«La politica economica a deficit del governo Renzi si è concretizzata in un gigantesco trasferimento di risorse pubbliche alle imprese che non ha rilanciato né il potere d’acquisto delle famiglie, né la stessa occupazione». Lo spiega Luigi Campiglio, professore di Politica economica all’Università Cattolica del Sacro Cuore di Milano. Nei giorni scorsi c’è stato uno scambio di lettere tra il ministro dell’Economia, Pier Carlo Padoan, e la Commissione Ue. Da Bruxelles è stato fatto notare che l’Italia non ha fatto abbastanza per ridurre il debito. Padoan ha risposto con un documento di 80 pagine nel quale si elencano 11 “fattori rilevanti” che il governo chiede di tenere conto nel valutare il nostro debito pubblico. Tra gli altri ci sono il costo dell’immigrazione, la deflazione, la metodologia di calcolo dei bilanci che penalizza il nostro Paese e le riforme strutturali.



Professore, secondo lei sul debito ha ragione Padoan o la Commissione Ue?

Dopo numerosi anni di politica di austerità e di riforme strutturali permanenti, i risultati sono molto modesti in termini di occupazione e di crescita. È quindi evidente che qualcosa non va nella politica economica attuata finora. La posizione di Bruxelles ricorda molto atteggiamenti analoghi da parte dei governi europei e americani all’inizio degli anni ’30.



In che senso?

In quel frangente il mondo era in crisi, c’era la necessità di restituire respiro alla domanda mondiale e tutte le economie erano entrate in una situazione di grande rallentamento e deflazione. La posizione di gran parte dei governi per numerosi anni fu quella di adottare politiche di rigore, nella convinzione che se non c’era la ripresa voleva dire che non era stato fatto abbastanza rigore. È come se Bruxelles dicesse all’Italia: “La politica di austerità non ha portato crescita e quindi significa che bisogna fare ancora più austerità”. Questo è il sillogismo della definitiva rovina. In questo modo rischiamo davvero di avvitarci in una situazione da cui non solo non usciremo ma che ci porterà verso una situazione molto negativa.



Quali pericoli corre l’Europa se continua su questa strada?

L’Europa a poco a poco si sta sgretolando. Se anche si dovesse materializzare soltanto uno dei rischi che si affacciano con Grecia e Gran Bretagna gli effetti rischiano di essere pesanti. A ciò si aggiunge la questione migratoria.

È un’emergenza che durerà ancora a lungo?

L’immigrazione non è una situazione emergenziale, bensì strutturale. Abbiamo un’Europa vecchia e ricca che convive nella stessa area mediterranea con un Nord Africa molto giovane, ma che nel frattempo non ha fatto abbastanza passi in avanti e per di più è attraversato da guerre. In questo quadro l’unica vera soluzione per tenere unita l’Europa è lo sviluppo.

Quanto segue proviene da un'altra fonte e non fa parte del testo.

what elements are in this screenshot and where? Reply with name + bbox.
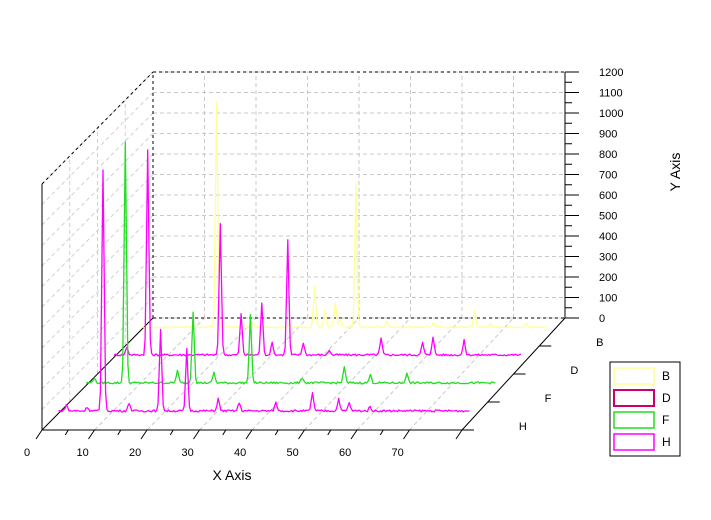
chart-grid — [41, 71, 565, 431]
y-tick-label: 700 — [599, 170, 617, 182]
y-tick-label: 400 — [599, 231, 617, 243]
frame-edge — [41, 71, 154, 185]
x-minor-tick — [169, 429, 174, 436]
legend-swatch-F — [613, 411, 655, 429]
floor-gridline — [356, 317, 463, 431]
floor-gridline — [251, 317, 360, 431]
y-axis-title: Y Axis — [667, 153, 683, 192]
series-line-D — [113, 149, 522, 357]
y-tick-label: 600 — [599, 190, 617, 202]
x-tick — [350, 429, 358, 440]
z-tick-label: B — [596, 337, 603, 349]
series-line-H — [58, 169, 470, 413]
legend-swatch-B — [613, 367, 655, 385]
x-tick-label: 10 — [77, 447, 89, 459]
series-line-B — [141, 100, 548, 329]
y-tick-label: 300 — [599, 252, 617, 264]
x-minor-tick — [222, 429, 227, 436]
x-tick — [245, 429, 253, 440]
legend-label-F: F — [662, 413, 669, 427]
z-tick-label: D — [570, 365, 578, 377]
side-wall-gridline — [41, 235, 154, 349]
x-tick — [403, 429, 410, 440]
x-tick-label: 0 — [24, 447, 30, 459]
legend-swatch-H — [613, 433, 655, 451]
chart-series — [58, 100, 548, 413]
x-tick-label: 70 — [392, 447, 404, 459]
legend-label-D: D — [662, 391, 671, 405]
x-axis-title: X Axis — [213, 467, 252, 483]
z-tick-label: F — [545, 393, 552, 405]
floor-gridline — [146, 317, 257, 431]
x-tick-label: 50 — [287, 447, 299, 459]
side-wall-gridline — [41, 215, 154, 328]
x-tick-label: 20 — [129, 447, 141, 459]
x-tick — [140, 429, 148, 440]
side-wall-gridline — [41, 256, 154, 369]
frame-edge — [41, 317, 154, 431]
y-tick-label: 1100 — [599, 88, 623, 100]
side-wall-gridline — [41, 276, 154, 390]
x-minor-tick — [117, 429, 122, 436]
y-tick-label: 500 — [599, 211, 617, 223]
side-wall-gridline — [41, 297, 154, 410]
series-line-F — [85, 141, 496, 385]
floor-gridline — [304, 317, 411, 431]
x-tick — [298, 429, 305, 440]
legend-label-H: H — [662, 435, 671, 449]
y-tick-label: 0 — [599, 313, 605, 325]
x-tick-label: 40 — [234, 447, 246, 459]
x-tick-label: 30 — [182, 447, 194, 459]
x-minor-tick — [327, 429, 332, 436]
y-tick-label: 900 — [599, 129, 617, 141]
legend-swatch-D — [613, 389, 655, 407]
y-tick-label: 1200 — [599, 67, 623, 79]
y-tick-label: 200 — [599, 272, 617, 284]
x-tick — [193, 429, 200, 440]
x-tick — [455, 429, 463, 440]
chart-ticks: 0100200300400500600700800900100011001200… — [24, 67, 623, 459]
x-minor-tick — [379, 429, 384, 436]
x-minor-tick — [64, 429, 69, 436]
y-tick-label: 1000 — [599, 108, 623, 120]
x-tick-label: 60 — [339, 447, 351, 459]
x-tick — [35, 429, 43, 440]
floor-gridline — [94, 317, 205, 431]
floor-gridline — [409, 317, 514, 431]
legend-label-B: B — [662, 369, 670, 383]
chart-frame — [41, 71, 566, 431]
x-tick — [88, 429, 95, 440]
x-minor-tick — [274, 429, 279, 436]
y-tick-label: 100 — [599, 293, 617, 305]
y-tick-label: 800 — [599, 149, 617, 161]
z-tick-label: H — [519, 421, 527, 433]
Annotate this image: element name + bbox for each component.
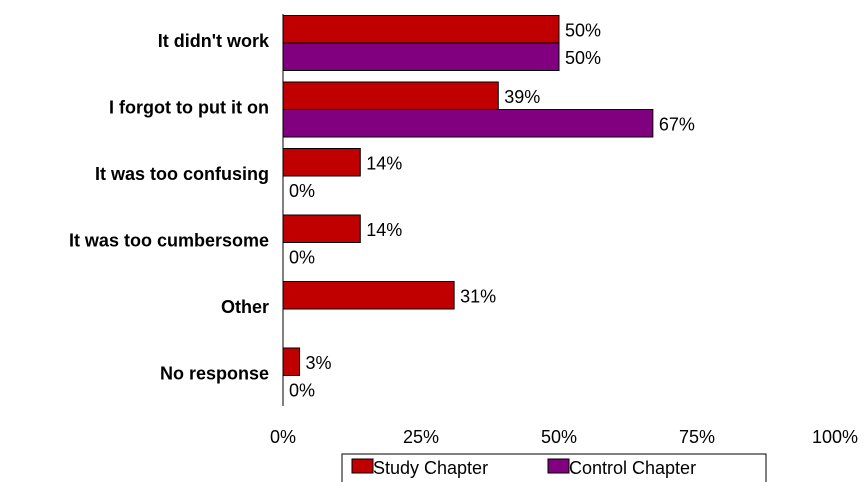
control-chapter-legend-swatch bbox=[547, 458, 570, 474]
study-chapter-bar bbox=[282, 281, 455, 310]
study-chapter-bar bbox=[282, 148, 361, 177]
study-chapter-legend-label: Study Chapter bbox=[373, 458, 488, 478]
control-chapter-value-label: 0% bbox=[289, 381, 315, 401]
study-chapter-value-label: 50% bbox=[565, 21, 601, 41]
control-chapter-bar bbox=[282, 109, 654, 138]
category-label: Other bbox=[221, 297, 269, 317]
x-tick-label: 0% bbox=[270, 427, 296, 447]
category-labels: It didn't work I forgot to put it on It wa… bbox=[69, 31, 270, 384]
control-chapter-value-label: 0% bbox=[289, 181, 315, 201]
study-chapter-bar bbox=[282, 347, 301, 376]
category-label: It was too confusing bbox=[95, 164, 269, 184]
study-chapter-bar bbox=[282, 15, 560, 44]
study-chapter-value-label: 14% bbox=[366, 154, 402, 174]
study-chapter-bar bbox=[282, 81, 499, 110]
category-label: I forgot to put it on bbox=[109, 98, 269, 118]
category-label: It was too cumbersome bbox=[69, 231, 269, 251]
control-chapter-value-label: 50% bbox=[565, 48, 601, 68]
control-chapter-bar bbox=[282, 42, 560, 71]
value-labels: 50% 50% 39% 67% 14% 0% 14% 0% 31% 3% 0% bbox=[289, 21, 695, 401]
x-tick-label: 50% bbox=[541, 427, 577, 447]
study-chapter-value-label: 14% bbox=[366, 220, 402, 240]
control-chapter-legend-label: Control Chapter bbox=[569, 458, 696, 478]
x-tick-label: 25% bbox=[403, 427, 439, 447]
study-chapter-legend-swatch bbox=[351, 458, 374, 474]
category-label: No response bbox=[160, 364, 269, 384]
study-chapter-value-label: 31% bbox=[460, 287, 496, 307]
x-tick-label: 100% bbox=[812, 427, 858, 447]
study-chapter-value-label: 39% bbox=[504, 87, 540, 107]
category-label: It didn't work bbox=[158, 31, 270, 51]
control-chapter-value-label: 0% bbox=[289, 248, 315, 268]
control-chapter-value-label: 67% bbox=[659, 115, 695, 135]
study-chapter-value-label: 3% bbox=[306, 353, 332, 373]
study-chapter-bar bbox=[282, 214, 361, 243]
x-tick-label: 75% bbox=[679, 427, 715, 447]
x-tick-labels: 0% 25% 50% 75% 100% bbox=[270, 427, 858, 447]
legend: Study Chapter Control Chapter bbox=[341, 453, 767, 482]
bars-group bbox=[282, 15, 654, 376]
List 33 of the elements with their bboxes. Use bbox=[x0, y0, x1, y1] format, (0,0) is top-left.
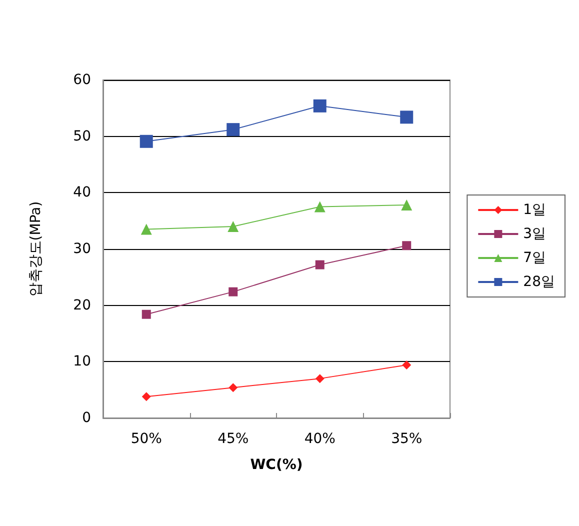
y-tick-label: 50 bbox=[73, 128, 91, 144]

Perché le misure a deficit del governo italiano finora non sono state sufficienti per rilanciare la crescita?

Perché la politica economica adottata dal governo italiano si è concretizzata in un gigantesco trasferimento di risorse pubbliche alle imprese. Quelle che esportano sono riuscite a ottenere qualche risultato, ma probabilmente sarebbero riuscite anche senza queste misure. Le aziende che operano sul mercato interno hanno invece rimpinguato con i fondi pubblici bilanci altrimenti anemici, in quanto il potere d’acquisto delle famiglie è drasticamente diminuito.

 

Con quali conseguenze?

Una caduta così forte del potere d’acquisto, soprattutto da parte delle famiglie con figli, rischia di mettere in ginocchio il Paese. Anziché ridare respiro a queste categorie sociali, si sono date risorse alle imprese. Queste ultime hanno gradito il regalo, ma poi non assumono davvero perché il mercato è diventato più piccolo.

 

Se le misure del governo non sono adeguate, allora come si esce dalla spirale del debito?

La spirale del debito non esiste, il vero problema dell’Italia è la mancanza di crescita. La Germania ha un debito pubblico più o meno uguale a quello italiano, la differenza è che i tedeschi hanno attraversato la crisi economica senza danni. Il rapporto debito/Pil di Berlino è leggermente diminuito, mentre in Italia dal 99,7% è schizzato al 130%.